How to handle the unsigned types (especially u4) of a Java class file in a Java program?


From the Java Virtual Machine specification:

A class file consists of a stream of 8-bit bytes. All 16-bit, 32-bit, and 64-bit quantities are constructed by reading in two, four, and eight consecutive 8-bit bytes, respectively. Multibyte data items are always stored in big-endian order, where the high bytes come first. In the Java platform, this format is supported by interfaces java.io.DataInput and java.io.DataOutput and classes such as java.io.DataInputStream and java.io.DataOutputStream.

This chapter defines its own set of data types representing class file data: The types u1, u2, and u4 represent an unsigned one-, two-, or four-byte quantity, respectively. In the Java platform, these types may be read by methods such as readUnsignedByte, readUnsignedShort, and readInt of the interface java.io.DataInput.

Aside from the irritating mentioning of "64-bit quantities" (there is no u8, long and double are splitted in two u4 items), I don't understand how to handle the u4 type.

For u1 and u2 it's clear:

  • u1: read with readUnsignedByte, store in an int
  • u2: read with readUnsignedShort, store in an int

The specification advises this:

  • u4: read with readInt, store in an int (?)

What happens to values greater than Integer.MAX_VALUE? Does this advice silently imply that all values of type u4 are less than or equal to Integer.MAX_VALUE?

I came up with this idea:

  • u4: read with readUnsignedInt, store in a long

Unfortunalety, there is no such method. But that's not the problem, since you can easily write your own:

public long readUnsignedInt() throws IOException {
    return readInt() & 0xFFFFFFFFL;
}

So, here are two questionable spots:

  1. The Code attribute:

Code_attribute {
...
u4 code_length;
u1 code[code_length];
...
}

Why is code_length not of type u2? Later it says:

The value of the code_length item must be less than 65536.

  1. The SourceDebugExtension attribute:

SourceDebugExtension_attribute {
...
u4 attribute_length;
u1 debug_extension[attribute_length];
}
...
Note that the debug_extension array may denote a string longer than that which can be represented with an instance of class String.

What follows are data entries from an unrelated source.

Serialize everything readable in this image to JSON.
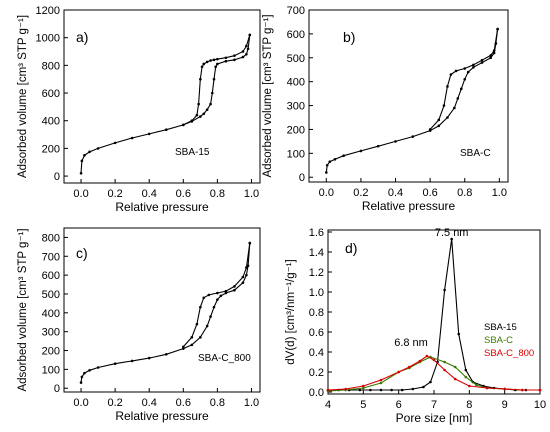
{
  "chart_data": [
    {
      "id": "a",
      "type": "line",
      "panel_label": "a)",
      "sample_label": "SBA-15",
      "xlabel": "Relative pressure",
      "ylabel": "Adsorbed volume [cm³ STP g⁻¹]",
      "xlim": [
        -0.1,
        1.05
      ],
      "ylim": [
        -50,
        1200
      ],
      "xticks": [
        "0.0",
        "0.2",
        "0.4",
        "0.6",
        "0.8",
        "1.0"
      ],
      "yticks": [
        "0",
        "200",
        "400",
        "600",
        "800",
        "1000",
        "1200"
      ],
      "series": [
        {
          "role": "adsorption",
          "x": [
            0.0,
            0.005,
            0.02,
            0.05,
            0.1,
            0.2,
            0.3,
            0.4,
            0.5,
            0.6,
            0.65,
            0.7,
            0.72,
            0.74,
            0.76,
            0.77,
            0.78,
            0.79,
            0.8,
            0.85,
            0.9,
            0.95,
            0.97,
            0.98,
            0.99
          ],
          "y": [
            20,
            110,
            150,
            175,
            200,
            240,
            275,
            305,
            335,
            370,
            395,
            430,
            450,
            480,
            520,
            600,
            700,
            790,
            810,
            830,
            840,
            860,
            880,
            920,
            1020
          ]
        },
        {
          "role": "desorption",
          "x": [
            0.99,
            0.97,
            0.95,
            0.9,
            0.85,
            0.8,
            0.78,
            0.76,
            0.74,
            0.72,
            0.71,
            0.7,
            0.69,
            0.68,
            0.65,
            0.6
          ],
          "y": [
            1020,
            940,
            900,
            870,
            855,
            845,
            840,
            835,
            825,
            810,
            790,
            700,
            520,
            440,
            400,
            370
          ]
        }
      ]
    },
    {
      "id": "b",
      "type": "line",
      "panel_label": "b)",
      "sample_label": "SBA-C",
      "xlabel": "Relative pressure",
      "ylabel": "Adsorbed volume [cm³ STP g⁻¹]",
      "xlim": [
        -0.1,
        1.05
      ],
      "ylim": [
        -20,
        700
      ],
      "xticks": [
        "0.0",
        "0.2",
        "0.4",
        "0.6",
        "0.8",
        "1.0"
      ],
      "yticks": [
        "0",
        "100",
        "200",
        "300",
        "400",
        "500",
        "600",
        "700"
      ],
      "series": [
        {
          "role": "adsorption",
          "x": [
            0.0,
            0.005,
            0.02,
            0.05,
            0.1,
            0.2,
            0.3,
            0.4,
            0.5,
            0.6,
            0.65,
            0.7,
            0.74,
            0.76,
            0.78,
            0.8,
            0.82,
            0.85,
            0.9,
            0.95,
            0.97,
            0.98,
            0.99
          ],
          "y": [
            20,
            50,
            65,
            75,
            90,
            110,
            130,
            150,
            170,
            195,
            215,
            250,
            290,
            330,
            370,
            410,
            440,
            460,
            480,
            500,
            520,
            560,
            620
          ]
        },
        {
          "role": "desorption",
          "x": [
            0.99,
            0.97,
            0.95,
            0.9,
            0.85,
            0.8,
            0.75,
            0.72,
            0.7,
            0.68,
            0.65,
            0.6
          ],
          "y": [
            620,
            530,
            510,
            490,
            470,
            455,
            445,
            430,
            380,
            300,
            240,
            200
          ]
        }
      ]
    },
    {
      "id": "c",
      "type": "line",
      "panel_label": "c)",
      "sample_label": "SBA-C_800",
      "xlabel": "Relative pressure",
      "ylabel": "Adsorbed volume [cm³ STP g⁻¹]",
      "xlim": [
        -0.1,
        1.05
      ],
      "ylim": [
        -20,
        850
      ],
      "xticks": [
        "0.0",
        "0.2",
        "0.4",
        "0.6",
        "0.8",
        "1.0"
      ],
      "yticks": [
        "0",
        "100",
        "200",
        "300",
        "400",
        "500",
        "600",
        "700",
        "800"
      ],
      "series": [
        {
          "role": "adsorption",
          "x": [
            0.0,
            0.005,
            0.02,
            0.05,
            0.1,
            0.2,
            0.3,
            0.4,
            0.5,
            0.6,
            0.65,
            0.7,
            0.74,
            0.76,
            0.78,
            0.8,
            0.82,
            0.85,
            0.9,
            0.95,
            0.97,
            0.98,
            0.99
          ],
          "y": [
            30,
            60,
            80,
            95,
            110,
            130,
            145,
            160,
            180,
            210,
            230,
            270,
            330,
            380,
            430,
            470,
            490,
            505,
            520,
            560,
            600,
            650,
            770
          ]
        },
        {
          "role": "desorption",
          "x": [
            0.99,
            0.97,
            0.95,
            0.9,
            0.85,
            0.8,
            0.75,
            0.72,
            0.7,
            0.68,
            0.65,
            0.6
          ],
          "y": [
            770,
            640,
            590,
            540,
            515,
            505,
            495,
            480,
            430,
            340,
            270,
            220
          ]
        }
      ]
    },
    {
      "id": "d",
      "type": "line",
      "panel_label": "d)",
      "xlabel": "Pore size [nm]",
      "ylabel": "dV(d) [cm³/nm⁻¹/g⁻¹]",
      "xlim": [
        4,
        10
      ],
      "ylim": [
        -0.02,
        1.62
      ],
      "xticks": [
        "4",
        "5",
        "6",
        "7",
        "8",
        "9",
        "10"
      ],
      "yticks": [
        "0.0",
        "0.2",
        "0.4",
        "0.6",
        "0.8",
        "1.0",
        "1.2",
        "1.4",
        "1.6"
      ],
      "annotations": [
        {
          "text": "7.5 nm",
          "x": 7.5,
          "y": 1.6
        },
        {
          "text": "6.8 nm",
          "x": 6.35,
          "y": 0.5
        }
      ],
      "legend": {
        "placement": "right"
      },
      "series": [
        {
          "name": "SBA-15",
          "color": "#000000",
          "x": [
            4.0,
            4.3,
            4.6,
            4.9,
            5.2,
            5.5,
            5.8,
            6.1,
            6.4,
            6.7,
            6.9,
            7.1,
            7.3,
            7.5,
            7.7,
            7.9,
            8.1,
            8.4,
            8.7,
            9.0,
            9.3,
            9.6,
            10.0
          ],
          "values": [
            0.02,
            0.02,
            0.02,
            0.02,
            0.02,
            0.02,
            0.02,
            0.02,
            0.03,
            0.05,
            0.1,
            0.3,
            1.02,
            1.53,
            0.58,
            0.22,
            0.1,
            0.06,
            0.04,
            0.03,
            0.02,
            0.02,
            0.02
          ]
        },
        {
          "name": "SBA-C",
          "color": "#3a7a00",
          "x": [
            4.0,
            4.5,
            5.0,
            5.5,
            6.0,
            6.3,
            6.6,
            6.9,
            7.3,
            7.6,
            7.9,
            8.2,
            8.5,
            9.0,
            9.5,
            10.0
          ],
          "values": [
            0.01,
            0.02,
            0.04,
            0.09,
            0.2,
            0.24,
            0.3,
            0.35,
            0.3,
            0.25,
            0.15,
            0.07,
            0.04,
            0.03,
            0.02,
            0.02
          ]
        },
        {
          "name": "SBA-C_800",
          "color": "#d90000",
          "x": [
            4.0,
            4.5,
            5.0,
            5.5,
            6.0,
            6.3,
            6.6,
            6.8,
            7.0,
            7.3,
            7.6,
            8.0,
            8.5,
            9.0,
            9.5,
            10.0
          ],
          "values": [
            0.02,
            0.03,
            0.06,
            0.12,
            0.2,
            0.25,
            0.31,
            0.36,
            0.32,
            0.22,
            0.13,
            0.06,
            0.04,
            0.03,
            0.02,
            0.02
          ]
        }
      ]
    }
  ]
}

Why? Can u4 values indeed exceed Integer.MAX_VALUE (since I think this is the maximum length of a String instance)?


Solution

    1. To easily lift 64K code length restriction, if such a need arise.
    2. Since there is no mention that u4 values cannot exceed Integer.MAX_VALUE, then one must assume that u4 values can exceed Integer.MAX_VALUE. JVM spec lefts nothing implicit.